Text
Strategi Kepolisian Dalam Pencegahan Balap Liar Di Kota Bangkinang (Studi Kasus Pada Polisi Resor Kampar)
Rumusan masalah yang peneliti tarik dalam peneliti ini adalah Bagaimana strategi kepolisian dalam pencegahan balap liar di kota Bangkinang.Adapun tujuan dari peneliti ini adalah untuk mengetahui apa saja strategi kepolisian dalam pencegahan balap liar di kota BangkinangMetode yang digunakan dalam penelitian ini adalah metode kualitatif dengan menggunakan tipe deskripsi. Adapun Melizer, Reynold dan Petras mengatakan seluruh penelitian kualitatif dalam beberapa hal mengangkat perspektif fenomenologis yang memiliki arti, seorang peneliti harus memahami makna dari suatu peristiwa serta interaksi untuk biasa di situasi tertentu.
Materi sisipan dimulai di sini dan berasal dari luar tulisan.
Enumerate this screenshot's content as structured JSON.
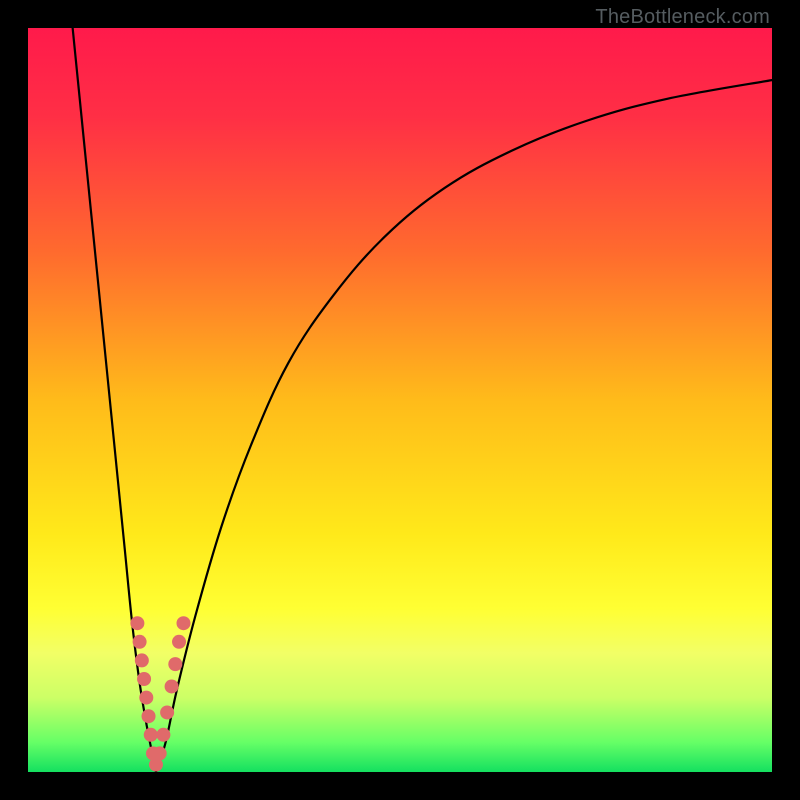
{
  "watermark": "TheBottleneck.com",
  "chart_data": {
    "type": "line",
    "title": "",
    "xlabel": "",
    "ylabel": "",
    "xlim": [
      0,
      100
    ],
    "ylim": [
      0,
      100
    ],
    "grid": false,
    "legend": false,
    "gradient_stops": [
      {
        "pct": 0,
        "color": "#ff1a4b"
      },
      {
        "pct": 12,
        "color": "#ff2f45"
      },
      {
        "pct": 30,
        "color": "#ff6a2e"
      },
      {
        "pct": 50,
        "color": "#ffbb1a"
      },
      {
        "pct": 68,
        "color": "#ffe91a"
      },
      {
        "pct": 78,
        "color": "#ffff33"
      },
      {
        "pct": 84,
        "color": "#f2ff66"
      },
      {
        "pct": 90,
        "color": "#ccff66"
      },
      {
        "pct": 96,
        "color": "#66ff66"
      },
      {
        "pct": 100,
        "color": "#14e060"
      }
    ],
    "series": [
      {
        "name": "bottleneck-left",
        "stroke": "#000000",
        "width": 2.2,
        "points": [
          {
            "x": 6.0,
            "y": 100.0
          },
          {
            "x": 7.0,
            "y": 90.0
          },
          {
            "x": 8.0,
            "y": 80.0
          },
          {
            "x": 9.0,
            "y": 70.0
          },
          {
            "x": 10.0,
            "y": 60.0
          },
          {
            "x": 11.0,
            "y": 50.0
          },
          {
            "x": 12.0,
            "y": 40.0
          },
          {
            "x": 13.0,
            "y": 30.0
          },
          {
            "x": 14.0,
            "y": 20.0
          },
          {
            "x": 15.0,
            "y": 12.0
          },
          {
            "x": 16.0,
            "y": 6.0
          },
          {
            "x": 16.8,
            "y": 2.0
          },
          {
            "x": 17.2,
            "y": 0.0
          }
        ]
      },
      {
        "name": "bottleneck-right",
        "stroke": "#000000",
        "width": 2.2,
        "points": [
          {
            "x": 17.2,
            "y": 0.0
          },
          {
            "x": 18.5,
            "y": 4.0
          },
          {
            "x": 20.0,
            "y": 11.0
          },
          {
            "x": 22.5,
            "y": 21.0
          },
          {
            "x": 26.0,
            "y": 33.0
          },
          {
            "x": 30.0,
            "y": 44.0
          },
          {
            "x": 35.0,
            "y": 55.0
          },
          {
            "x": 41.0,
            "y": 64.0
          },
          {
            "x": 48.0,
            "y": 72.0
          },
          {
            "x": 56.0,
            "y": 78.5
          },
          {
            "x": 65.0,
            "y": 83.5
          },
          {
            "x": 75.0,
            "y": 87.5
          },
          {
            "x": 86.0,
            "y": 90.5
          },
          {
            "x": 100.0,
            "y": 93.0
          }
        ]
      }
    ],
    "markers": {
      "name": "sample-points",
      "fill": "#e06a6a",
      "radius": 7,
      "points": [
        {
          "x": 14.7,
          "y": 20.0
        },
        {
          "x": 15.0,
          "y": 17.5
        },
        {
          "x": 15.3,
          "y": 15.0
        },
        {
          "x": 15.6,
          "y": 12.5
        },
        {
          "x": 15.9,
          "y": 10.0
        },
        {
          "x": 16.2,
          "y": 7.5
        },
        {
          "x": 16.5,
          "y": 5.0
        },
        {
          "x": 16.8,
          "y": 2.5
        },
        {
          "x": 17.2,
          "y": 1.0
        },
        {
          "x": 17.7,
          "y": 2.5
        },
        {
          "x": 18.2,
          "y": 5.0
        },
        {
          "x": 18.7,
          "y": 8.0
        },
        {
          "x": 19.3,
          "y": 11.5
        },
        {
          "x": 19.8,
          "y": 14.5
        },
        {
          "x": 20.3,
          "y": 17.5
        },
        {
          "x": 20.9,
          "y": 20.0
        }
      ]
    }
  }
}
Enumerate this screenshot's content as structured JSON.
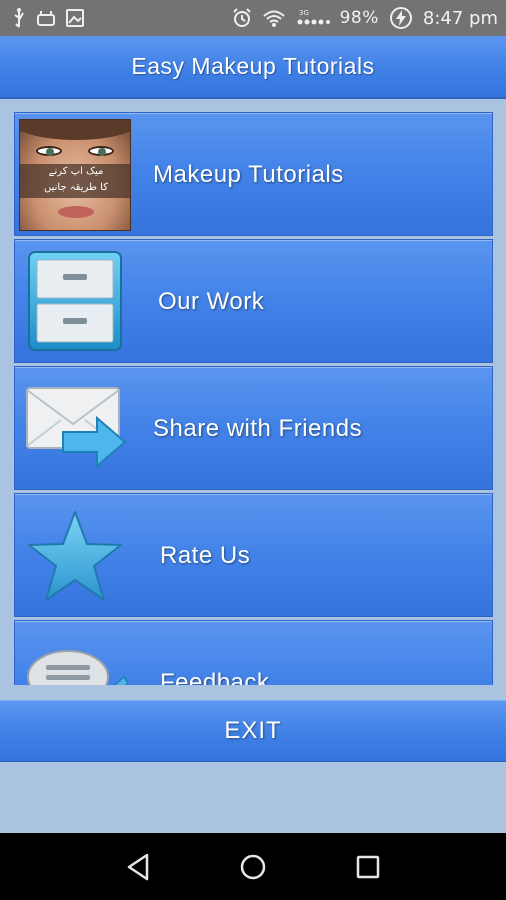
{
  "status_bar": {
    "battery_percent": "98%",
    "time": "8:47 pm",
    "network": "3G",
    "icons": [
      "usb-icon",
      "android-debug-icon",
      "image-icon",
      "alarm-icon",
      "wifi-icon",
      "signal-icon",
      "battery-charging-icon"
    ]
  },
  "header": {
    "title": "Easy Makeup Tutorials"
  },
  "menu": {
    "items": [
      {
        "label": "Makeup Tutorials",
        "icon": "makeup-face-image",
        "thumb_text_line1": "میک اپ کرنے",
        "thumb_text_line2": "کا طریقہ جانیں"
      },
      {
        "label": "Our Work",
        "icon": "filing-cabinet-icon"
      },
      {
        "label": "Share with Friends",
        "icon": "envelope-share-icon"
      },
      {
        "label": "Rate Us",
        "icon": "star-icon"
      },
      {
        "label": "Feedback",
        "icon": "speech-bubble-icon"
      }
    ]
  },
  "footer": {
    "exit_label": "EXIT"
  },
  "nav": {
    "icons": [
      "back-icon",
      "home-icon",
      "recents-icon"
    ]
  },
  "colors": {
    "accent": "#4484e9",
    "background": "#a9c3e0",
    "status_bar": "#737373"
  }
}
Metode teori dasar yakni penelitian yang memiliki tujuan untuk mendapatkan pengetahuan baru yang sebelumnya tidak pernah diketahui metode analisis konsep yakni menyelidiki suatu peristiwa untuk memperoleh fakta. Balap motor ilegal merupakan salah satu bentuk kenakalan remaja yang memiliki tingkat resiko yang tinggi dan dapat membahayakan orang lain. Salah satu penyebabnya adalah kegiatan ini dilakukan tanpa standar keselamatan yang memadai seperti penggunaan helm, jaket dan sarung tangan pelindung, serta aksesoris sepeda motor seperti kaca spion, lampu dan mesin yang kurang bertenaga. Selain itu, kebut-kebutan di jalan umum juga dapat memicu kemacetan lalu lintas dan menghambat kelancaran arus lalu lintas di wilayah sekitarnya. Hal ini tidak dimaksudkan untuk memberikan teladan dalam masyarakat atau lingkungan yang dapat menasihati atau memotivasi remaja untuk menghindari terlibat dalam kegiatan balap liar. Remaja-remaja ini, dan banyak yang remaja-remaja yang hobi dan banyak yang balap motor, sedangkan saran dan sirkuit tentang kegiatan balap di bidang ini tidak tersedia.